The good faith requirement is imposed upon the parties to a treaty of an international nature by Article 26 of the Vienna Convention on the Law of Treaties (‘Convention’). Article 26 of the Convention states that: “Every treaty in force is binding upon the parties to it and must be performed by them in good faith.”
Article 4(3) TEU itself specifies the “principle of sincere cooperation” which the Union and its Member States are to exercise in the fulfillment of their treaty obligations.
However, CETA Chapter 33, Article 14.16 puts a caveat on the above quoted obligation and upon the incorporation of such obligations into the domestic law. The said Article states that:
“1. Nothing in this Agreement shall be construed as conferring rights or imposing obligations on persons other than those created between the Parties under public international law, nor as permitting this Agreement to be directly invoked in the domestic legal systems of the Parties.”
Consequently, the good faith requirement would not have become the law in Canada if the Supreme Court of Canada had not acted.

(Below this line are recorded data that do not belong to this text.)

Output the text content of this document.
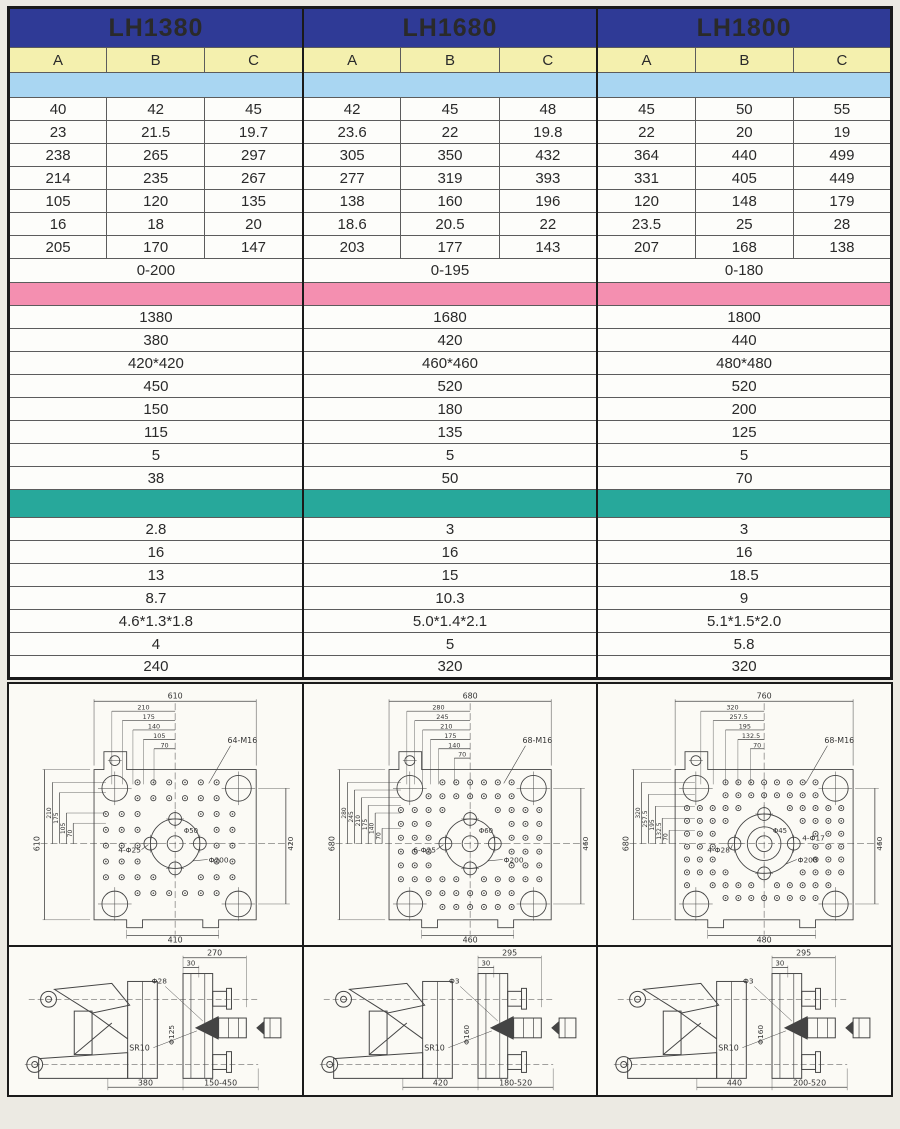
LH1380			LH1680			LH1800		
A	B	C	A	B	C	A	B	C

40	42	45	42	45	48	45	50	55
23	21.5	19.7	23.6	22	19.8	22	20	19
238	265	297	305	350	432	364	440	499
214	235	267	277	319	393	331	405	449
105	120	135	138	160	196	120	148	179
16	18	20	18.6	20.5	22	23.5	25	28
205	170	147	203	177	143	207	168	138
0-200			0-195			0-180		

1380			1680			1800		
380			420			440		
420*420			460*460			480*480		
450			520			520		
150			180			200		
115			135			125		
5			5			5		
38			50			70		

2.8			3			3		
16			16			16		
13			15			18.5		
8.7			10.3			9		
4.6*1.3*1.8			5.0*1.4*2.1			5.1*1.5*2.0		
4			5			5.8		
240			320			320		
610
210
175
140
105
70
610
210 175
105 70
420
410
64-M16
4-Φ25
Φ50
Φ200
680
280
245
210
175
140
70
680
280 245 210 175 140
70
460
460
68-M16
6-Φ25
Φ60
Φ200
760
320
257.5
195
132.5
70
680
320 257.5 195 132.5 70	460
480
68-M16
4-Φ28
Φ45
Φ200
4-Φ17
270
30
Φ28
Φ125
SR10
380	150-450
295
30
Φ3
Φ160
SR10
420	180-520
295
30
Φ3
Φ160
SR10
440	200-520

Although it is noteworthy that the Court did not make a direct reference to CETA (possibly because the final text of CETA had not been ratified by the signatory parties as yet), it did, however, allude to the fact that a similar treaty does exist between Canada and the United States of America (‘NAFTA’), in addition to the obligation of conduct among the provinces within Canada themselves (para 41 of the Decision).